Most of the people on the documentaries use it as an opportunity to "come out" and seek help. It's interesting to see the reactions of friends and family when they learn what's really going on, and it makes me wonder how many people around me struggle with the same things. None of us are perfect. We all have issues and problems that we try to keep secret, but I wonder how different the church would be if we were really honest when people asked us how we're doing. What if we told the truth instead of telling them that we're fine?

All of that to say, True Life may be train wreck TV, but if we're being honest, we know that apart from God, we're all train wrecks.  The show is about real people with real problems, and we would do well to sit up and pay attention. It's the world we live in, and they're the people who need God the most, and they don't even know it. Many of them think that if they could just fix whatever's wrong on the outside, the inside would follow along, but that's not the way it works. Until we are made whole from the inside out, we will never be satisfied. Only God can heal our deepest hurts and calm our most pressing anxieties. How many people do you know who really need to hear that message?

Customer Service

Yesterday as I waited at Wal-Mart's customer service desk, I realized how judgmental I can be.  The Wal-Mart employee behind the counter was holding a check in her right hand and the phone in her left, and I couldn't help but overhear the conversation. "Did you give your grandaughter a check to cash?"

"She's only got a sippy cup, but I noticed the notation at the bottom of the check.  It's for medicine, right?"

"She's gone to get more stuff, because she didn't have enough merchandise for me to cash the check."

"I'll see that she has some when she comes back."

A few minutes later, a woman with a little girl came back to the counter with a package of children's tylenol.

"This is all I could find," she said.  "This will have to do."

Immediately, I mentally berated her for taking advantage of her grandmother's generosity.  She just wants the money, I thought.  She's not interested in getting medicine for her daughterI bet she'll spend the rest of the money on whatever she wantsWho knows what she'll do with it? She should be ashamed of taking advantage of an old lady.

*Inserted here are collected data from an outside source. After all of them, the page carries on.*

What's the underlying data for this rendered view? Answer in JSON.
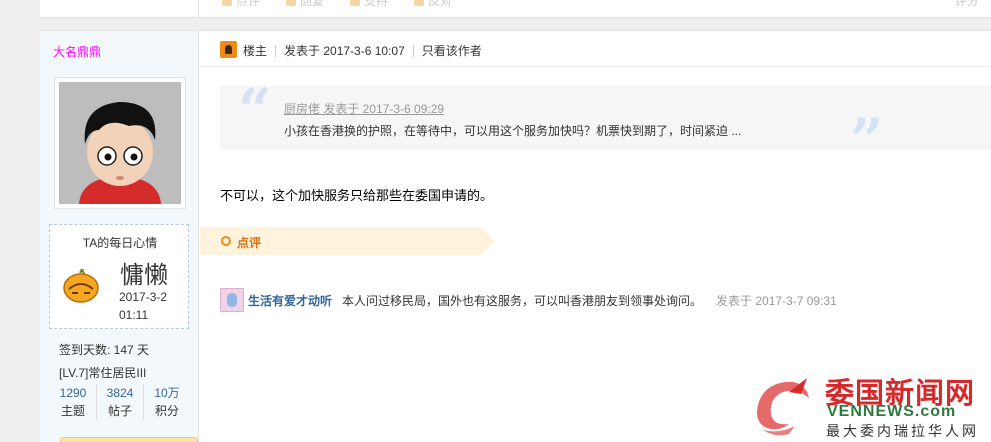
{
  "previous_post": {
    "actions": [
      "点评",
      "回复",
      "支持",
      "反对"
    ],
    "right_label": "评分"
  },
  "author": {
    "username": "大名鼎鼎",
    "mood_title": "TA的每日心情",
    "mood_word": "慵懒",
    "mood_date": "2017-3-2 01:11",
    "signin": "签到天数: 147 天",
    "level": "[LV.7]常住居民III",
    "stats": [
      {
        "value": "1290",
        "label": "主题"
      },
      {
        "value": "3824",
        "label": "帖子"
      },
      {
        "value": "10万",
        "label": "积分"
      }
    ]
  },
  "post": {
    "floor_label": "楼主",
    "posted_at": "发表于 2017-3-6 10:07",
    "only_author": "只看该作者",
    "quote_author": "厨房佬 发表于 2017-3-6 09:29",
    "quote_text": "小孩在香港换的护照，在等待中，可以用这个服务加快吗？机票快到期了，时间紧迫 ...",
    "message": "不可以，这个加快服务只给那些在委国申请的。",
    "comment_tab": "点评",
    "comment": {
      "user": "生活有爱才动听",
      "text": "本人问过移民局，国外也有这服务，可以叫香港朋友到领事处询问。",
      "time": "发表于 2017-3-7 09:31"
    }
  },
  "watermark": {
    "title": "委国新闻网",
    "url": "VENNEWS.com",
    "tagline": "最大委内瑞拉华人网"
  },
  "colors": {
    "username": "#ff00ff",
    "link": "#336699",
    "accent": "#f08a14",
    "watermark_red": "#d42a2a",
    "watermark_green": "#2e7a3e"
  }
}
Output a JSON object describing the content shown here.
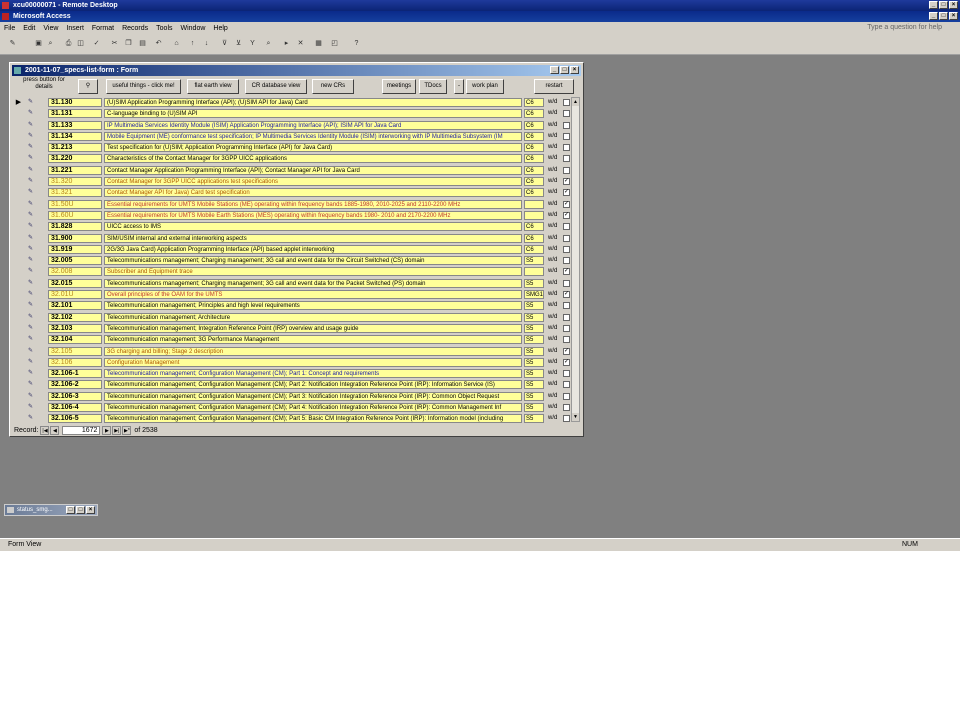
{
  "remote_title": "xcu00000071 - Remote Desktop",
  "access_title": "Microsoft Access",
  "menu": [
    "File",
    "Edit",
    "View",
    "Insert",
    "Format",
    "Records",
    "Tools",
    "Window",
    "Help"
  ],
  "question_placeholder": "Type a question for help",
  "form": {
    "title": "2001-11-07_specs-list-form : Form",
    "press_label": "press button for details",
    "buttons": {
      "useful": "useful things - click me!",
      "flat": "flat earth view",
      "cr_db": "CR database view",
      "new_crs": "new CRs",
      "meetings": "meetings",
      "tdocs": "TDocs",
      "work_plan": "work plan",
      "restart": "restart"
    }
  },
  "rows": [
    {
      "num": "31.130",
      "title": "(U)SIM Application Programming Interface (API); (U)SIM API for Java) Card",
      "wg": "C6",
      "wd": "w/d",
      "checked": false,
      "style": "normal",
      "current": true
    },
    {
      "num": "31.131",
      "title": "C-language binding to (U)SIM API",
      "wg": "C6",
      "wd": "w/d",
      "checked": false,
      "style": "normal"
    },
    {
      "num": "31.133",
      "title": "IP Multimedia Services Identity Module (ISIM) Application Programming Interface (API); ISIM API for Java Card",
      "wg": "C6",
      "wd": "w/d",
      "checked": false,
      "style": "blue"
    },
    {
      "num": "31.134",
      "title": "Mobile Equipment (ME) conformance test specification; IP Multimedia Services Identity Module (ISIM) interworking with IP Multimedia Subsystem (IM",
      "wg": "C6",
      "wd": "w/d",
      "checked": false,
      "style": "blue"
    },
    {
      "num": "31.213",
      "title": "Test specification for (U)SIM; Application Programming Interface (API) for Java Card)",
      "wg": "C6",
      "wd": "w/d",
      "checked": false,
      "style": "normal"
    },
    {
      "num": "31.220",
      "title": "Characteristics of the Contact Manager for 3GPP UICC applications",
      "wg": "C6",
      "wd": "w/d",
      "checked": false,
      "style": "normal"
    },
    {
      "num": "31.221",
      "title": "Contact Manager Application Programming Interface (API); Contact Manager API for Java Card",
      "wg": "C6",
      "wd": "w/d",
      "checked": false,
      "style": "normal"
    },
    {
      "num": "31.320",
      "title": "Contact Manager for 3GPP UICC applications test specifications",
      "wg": "C6",
      "wd": "w/d",
      "checked": true,
      "style": "withdrawn"
    },
    {
      "num": "31.321",
      "title": "Contact Manager API for Java) Card test specification",
      "wg": "C6",
      "wd": "w/d",
      "checked": true,
      "style": "withdrawn"
    },
    {
      "num": "31.50U",
      "title": "Essential requirements for UMTS Mobile Stations (ME) operating within frequency bands 1885-1980, 2010-2025 and 2110-2200 MHz",
      "wg": "",
      "wd": "w/d",
      "checked": true,
      "style": "red"
    },
    {
      "num": "31.60U",
      "title": "Essential requirements for UMTS Mobile Earth Stations (MES) operating within frequency bands 1980- 2010 and 2170-2200 MHz",
      "wg": "",
      "wd": "w/d",
      "checked": true,
      "style": "red"
    },
    {
      "num": "31.828",
      "title": "UICC access to IMS",
      "wg": "C6",
      "wd": "w/d",
      "checked": false,
      "style": "normal"
    },
    {
      "num": "31.900",
      "title": "SIM/USIM internal and external interworking aspects",
      "wg": "C6",
      "wd": "w/d",
      "checked": false,
      "style": "normal"
    },
    {
      "num": "31.919",
      "title": "2G/3G Java Card) Application Programming Interface (API) based applet interworking",
      "wg": "C6",
      "wd": "w/d",
      "checked": false,
      "style": "normal"
    },
    {
      "num": "32.005",
      "title": "Telecommunications management; Charging management; 3G call and event data for the Circuit Switched (CS) domain",
      "wg": "S5",
      "wd": "w/d",
      "checked": false,
      "style": "normal"
    },
    {
      "num": "32.008",
      "title": "Subscriber and Equipment trace",
      "wg": "",
      "wd": "w/d",
      "checked": true,
      "style": "withdrawn"
    },
    {
      "num": "32.015",
      "title": "Telecommunications management; Charging management; 3G call and event data for the Packet Switched (PS) domain",
      "wg": "S5",
      "wd": "w/d",
      "checked": false,
      "style": "normal"
    },
    {
      "num": "32.01U",
      "title": "Overall principles of the OAM for the UMTS",
      "wg": "SMG1",
      "wd": "w/d",
      "checked": true,
      "style": "red"
    },
    {
      "num": "32.101",
      "title": "Telecommunication management; Principles and high level requirements",
      "wg": "S5",
      "wd": "w/d",
      "checked": false,
      "style": "normal"
    },
    {
      "num": "32.102",
      "title": "Telecommunication management; Architecture",
      "wg": "S5",
      "wd": "w/d",
      "checked": false,
      "style": "normal"
    },
    {
      "num": "32.103",
      "title": "Telecommunication management; Integration Reference Point (IRP) overview and usage guide",
      "wg": "S5",
      "wd": "w/d",
      "checked": false,
      "style": "normal"
    },
    {
      "num": "32.104",
      "title": "Telecommunication management; 3G Performance Management",
      "wg": "S5",
      "wd": "w/d",
      "checked": false,
      "style": "normal"
    },
    {
      "num": "32.105",
      "title": "3G charging and billing; Stage 2 description",
      "wg": "S5",
      "wd": "w/d",
      "checked": true,
      "style": "withdrawn"
    },
    {
      "num": "32.106",
      "title": "Configuration Management",
      "wg": "S5",
      "wd": "w/d",
      "checked": true,
      "style": "withdrawn"
    },
    {
      "num": "32.106-1",
      "title": "Telecommunication management; Configuration Management (CM); Part 1: Concept and requirements",
      "wg": "S5",
      "wd": "w/d",
      "checked": false,
      "style": "blue"
    },
    {
      "num": "32.106-2",
      "title": "Telecommunication management; Configuration Management (CM); Part 2: Notification Integration Reference Point (IRP): Information Service (IS)",
      "wg": "S5",
      "wd": "w/d",
      "checked": false,
      "style": "normal"
    },
    {
      "num": "32.106-3",
      "title": "Telecommunication management; Configuration Management (CM); Part 3: Notification Integration Reference Point (IRP): Common Object Request",
      "wg": "S5",
      "wd": "w/d",
      "checked": false,
      "style": "normal"
    },
    {
      "num": "32.106-4",
      "title": "Telecommunication management; Configuration Management (CM); Part 4: Notification Integration Reference Point (IRP): Common Management Inf",
      "wg": "S5",
      "wd": "w/d",
      "checked": false,
      "style": "normal"
    },
    {
      "num": "32.106-5",
      "title": "Telecommunication management; Configuration Management (CM); Part 5: Basic CM Integration Reference Point (IRP): Information model (including",
      "wg": "S5",
      "wd": "w/d",
      "checked": false,
      "style": "normal"
    }
  ],
  "record": {
    "label": "Record:",
    "current": "1672",
    "of_label": "of",
    "total": "2538"
  },
  "minimized_title": "status_smg...",
  "status": {
    "left": "Form View",
    "right": "NUM"
  }
}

My thoughts continued on that path for the rest of the day, and I'm ashamed to admit that I had no problems looking down on that poor woman.  It wasn't until much later that I suddenly realized how easily had I had snapped to judge her.  I don't know her situation or her needs.  I don't know why her grandmother wrote a check.  Maybe she needed to pay a doctor's bill.  Maybe she needed to buy groceries.  Maybe the only medicine the little girl needed was Tylenol.  Maybe she just needed some grace.

Far too often, I turn my nose up at the people who need help the most.  It's easier for me to cast judgment than it is to actually reach out and help.  If I think that I'm somehow better than them, then I won't feel responsible for helping them in their plight, but the truth is that I'm not better.  I am who I am because of the grace of God, for no other reason.  I lack nothing, but it's not because I deserve the life I live; it's because God has given it to me.  It's my duty to take what God has given me and use it for the good of others, but most of the time, I just use it for the good of myself.

If we Christians are ever going to reach the people who need God the most, we have to get over ourselves.  I'm not exempt from this challenge.  It's time to extend a little bit of grace and open my eyes to the needs around me.  Maybe I can do something to help.